Free markets deliver good value to customers, particularly smart customers. A monopsony with a stupid customer (the state) will rarely deliver good value. So I suggest that we should have more carefully defined goals than "involving the private sector".

Tristan said...

My interpretation of the Orange Book was that it was trying to shake us out of our complacent, sometimes statist, outlook.

Its all about balance. Some things we immediately reject from market based solutions could benefit from them. Others will not. But we tend to be rather conservative and assume they won't.
The health insurance argument has its attractions, but it also has its problems. It should not be accepted or rejected on the grounds of its application of (part of) economic liberalism.

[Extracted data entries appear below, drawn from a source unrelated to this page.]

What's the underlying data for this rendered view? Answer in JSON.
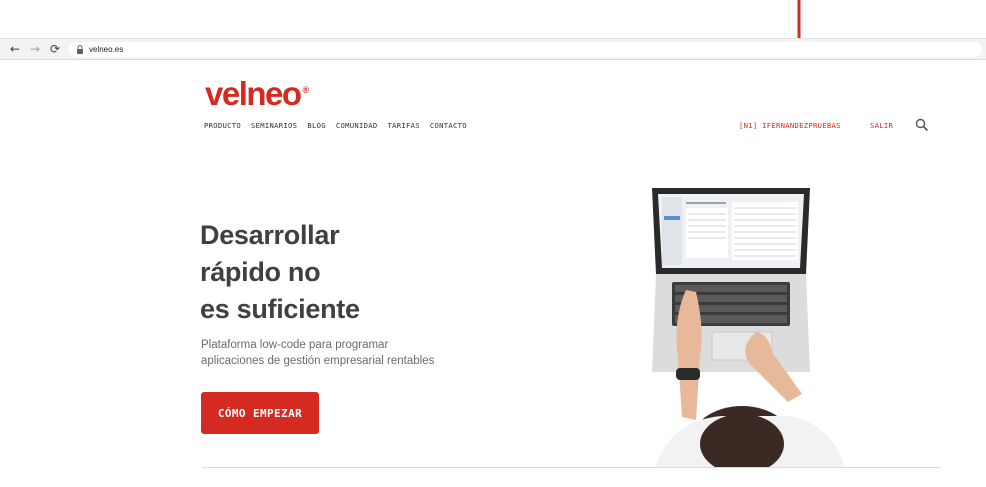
{
  "browser": {
    "url": "velneo.es"
  },
  "header": {
    "logo_text": "velneo",
    "logo_mark": "®",
    "nav_items": [
      {
        "label": "PRODUCTO"
      },
      {
        "label": "SEMINARIOS"
      },
      {
        "label": "BLOG"
      },
      {
        "label": "COMUNIDAD"
      },
      {
        "label": "TARIFAS"
      },
      {
        "label": "CONTACTO"
      }
    ],
    "user_label": "[N1] IFERNANDEZPRUEBAS",
    "logout_label": "SALIR",
    "search_icon": "search-icon"
  },
  "hero": {
    "title_lines": [
      "Desarrollar",
      "rápido no",
      "es suficiente"
    ],
    "subtitle_lines": [
      "Plataforma low-code para programar",
      "aplicaciones de gestión empresarial rentables"
    ],
    "cta_label": "CÓMO EMPEZAR"
  },
  "colors": {
    "brand": "#d42a21",
    "heading": "#404040",
    "body_text": "#6b6b6b"
  }
}
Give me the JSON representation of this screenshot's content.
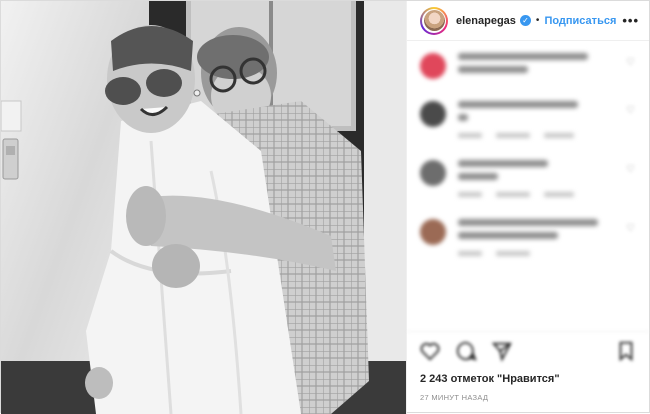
{
  "header": {
    "username": "elenapegas",
    "verified_icon": "verified-badge-icon",
    "separator": "•",
    "follow_label": "Подписаться",
    "more_icon": "more-options-icon",
    "more_glyph": "•••"
  },
  "photo": {
    "description_icon": "post-photo"
  },
  "comments": [
    {
      "avatar_color": "#e0475b"
    },
    {
      "avatar_color": "#4a4a4a"
    },
    {
      "avatar_color": "#6d6d6d"
    },
    {
      "avatar_color": "#9b6a55"
    }
  ],
  "actions": {
    "like_icon": "heart-icon",
    "comment_icon": "comment-icon",
    "share_icon": "share-icon",
    "save_icon": "bookmark-icon"
  },
  "likes_text": "2 243 отметок \"Нравится\"",
  "timestamp": "27 МИНУТ НАЗАД",
  "colors": {
    "accent": "#3897f0",
    "text": "#262626",
    "muted": "#8e8e8e",
    "border": "#efefef"
  }
}
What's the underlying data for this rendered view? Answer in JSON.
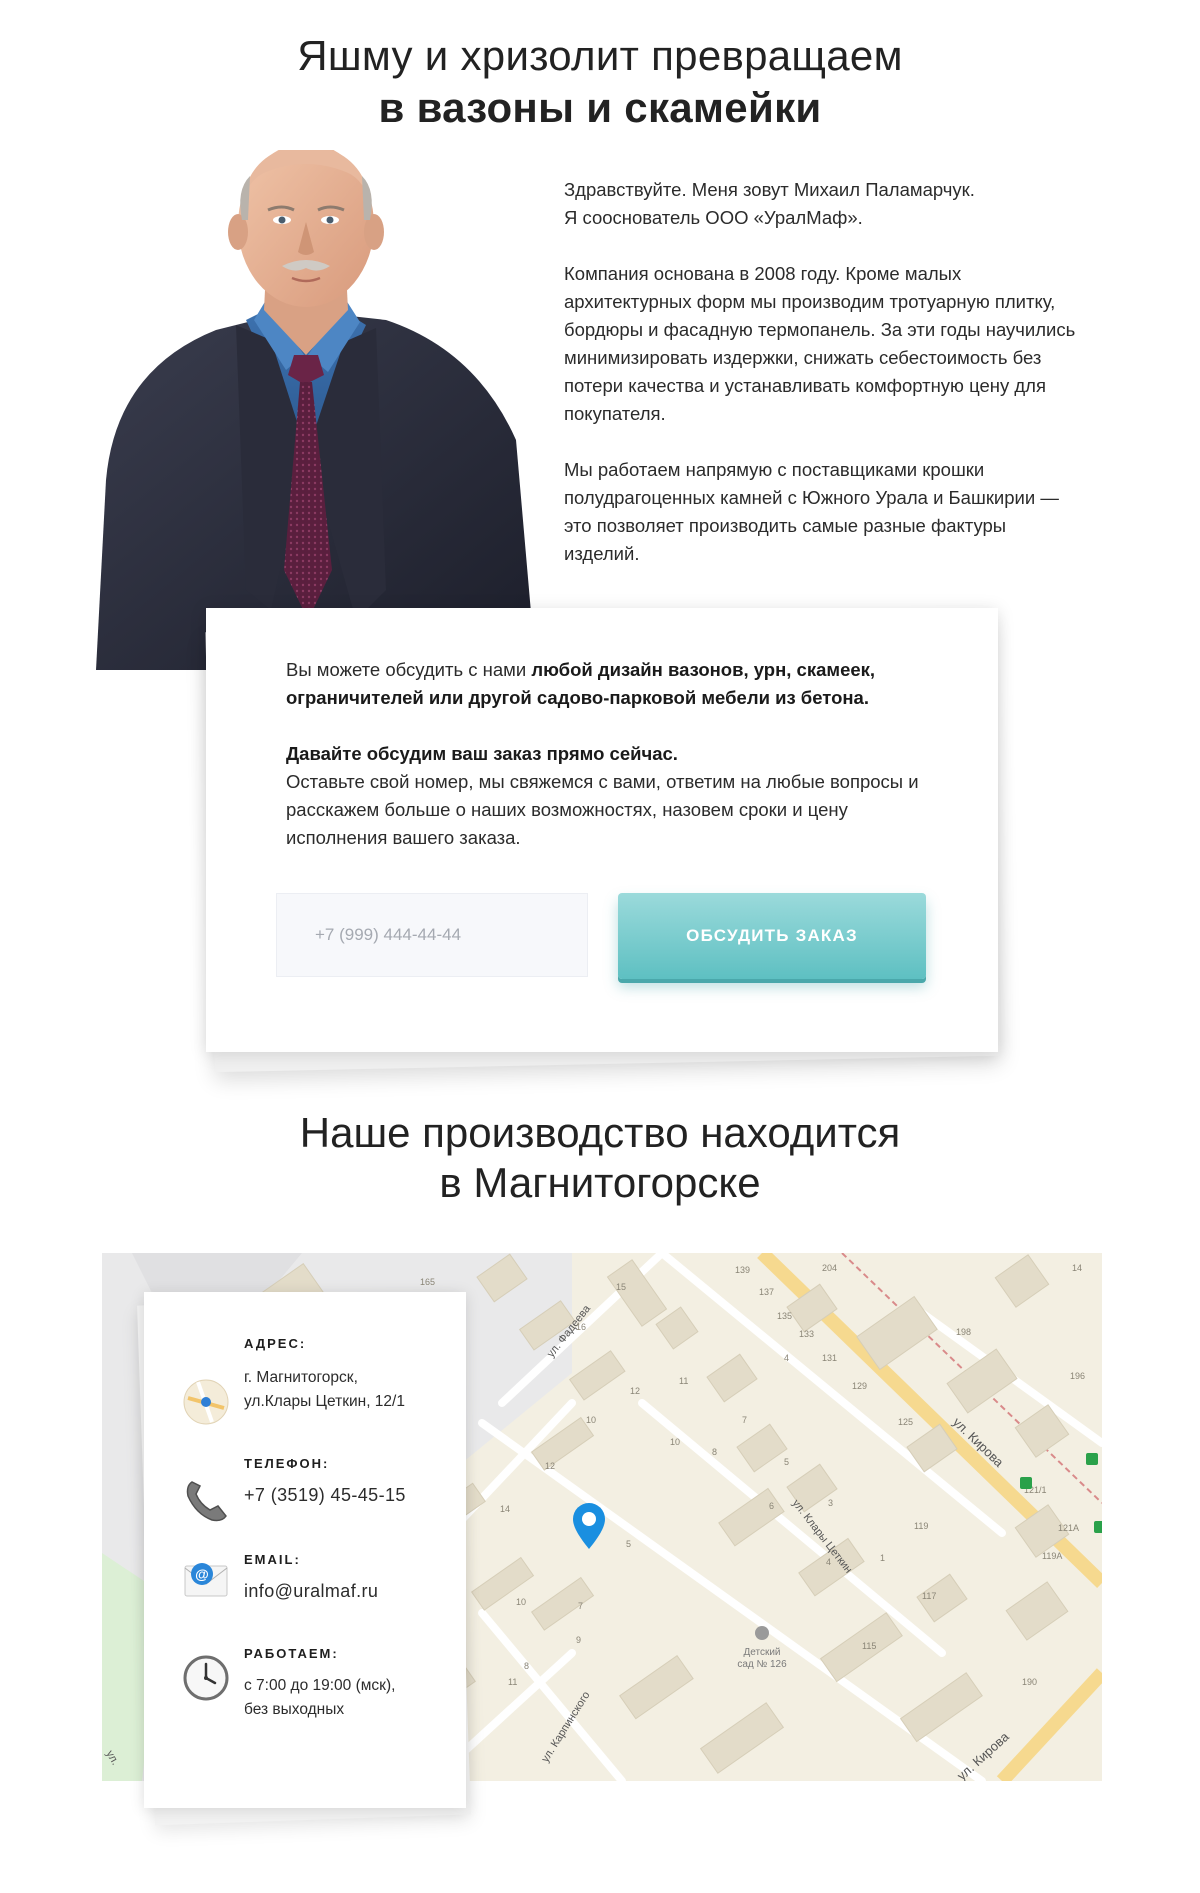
{
  "hero": {
    "title_line1": "Яшму и хризолит превращаем",
    "title_line2": "в вазоны и скамейки"
  },
  "intro": {
    "paragraph1_line1": "Здравствуйте. Меня зовут Михаил Паламарчук.",
    "paragraph1_line2": "Я сооснователь ООО «УралМаф».",
    "paragraph2": "Компания основана в 2008 году. Кроме малых архитектурных форм мы производим тротуарную плитку, бордюры и фасадную термопанель. За эти годы научились минимизировать издержки, снижать себестоимость без потери качества и устанавливать комфортную цену для покупателя.",
    "paragraph3": "Мы работаем напрямую с поставщиками крошки полудрагоценных камней с Южного Урала и Башкирии — это позволяет  производить самые разные фактуры изделий."
  },
  "order_card": {
    "text_prefix": "Вы можете обсудить с нами ",
    "text_bold": "любой дизайн вазонов, урн, скамеек, ограничителей или другой садово-парковой мебели из бетона.",
    "cta_heading": "Давайте обсудим ваш заказ прямо сейчас.",
    "cta_text": "Оставьте свой номер, мы свяжемся с вами, ответим на любые вопросы и расскажем больше о наших возможностях, назовем сроки и цену исполнения вашего заказа.",
    "phone_placeholder": "+7 (999) 444-44-44",
    "button_label": "Обсудить заказ",
    "accent_color": "#5ec0c2"
  },
  "location": {
    "title_line1": "Наше производство находится",
    "title_line2": "в Магнитогорске"
  },
  "contacts": {
    "address_label": "Адрес:",
    "address_line1": "г. Магнитогорск,",
    "address_line2": "ул.Клары Цеткин, 12/1",
    "phone_label": "Телефон:",
    "phone_value": "+7 (3519) 45-45-15",
    "email_label": "Email:",
    "email_value": "info@uralmaf.ru",
    "hours_label": "Работаем:",
    "hours_line1": "с 7:00 до 19:00 (мск),",
    "hours_line2": "без выходных",
    "icons": [
      "map-pin-icon",
      "telephone-icon",
      "email-envelope-icon",
      "clock-icon"
    ]
  },
  "map": {
    "streets": [
      "ул. Фадеева",
      "ул. Клары Цеткин",
      "ул. Кирова",
      "ул. Карпинского",
      "ул. Кирова",
      "ул."
    ],
    "house_numbers": [
      "165",
      "15",
      "16",
      "12",
      "10",
      "11",
      "10",
      "12",
      "14",
      "139",
      "137",
      "135",
      "133",
      "204",
      "4",
      "131",
      "129",
      "198",
      "14",
      "196",
      "125",
      "7",
      "8",
      "5",
      "6",
      "3",
      "121/1",
      "119",
      "121А",
      "119А",
      "117",
      "4",
      "1",
      "5",
      "7",
      "10",
      "8",
      "9",
      "115",
      "190",
      "11"
    ],
    "poi_label_line1": "Детский",
    "poi_label_line2": "сад № 126",
    "marker_color": "#1a8fe0"
  }
}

To me, economic liberalism and social liberalism (as well as political and any other sort) go hand in hand, they are both necessary, but not sufficient, for a modern liberal society.

Anonymous said...

The orange book shows the joke of "liberalism" and the "Fib Dems" are, that they are not a party of the centre-left, but a party of Thatcherism ideas of privatisation and undermiming public services and the public service ethos, and that the only way forward hope for Britain is a Labour Party run by a true Labour Party democratic socialist and not the New "Labour" Blairite imposters that have hijacked the party at the moment.

Joe Otten said...

Hello Geraint, have you read any of this blog?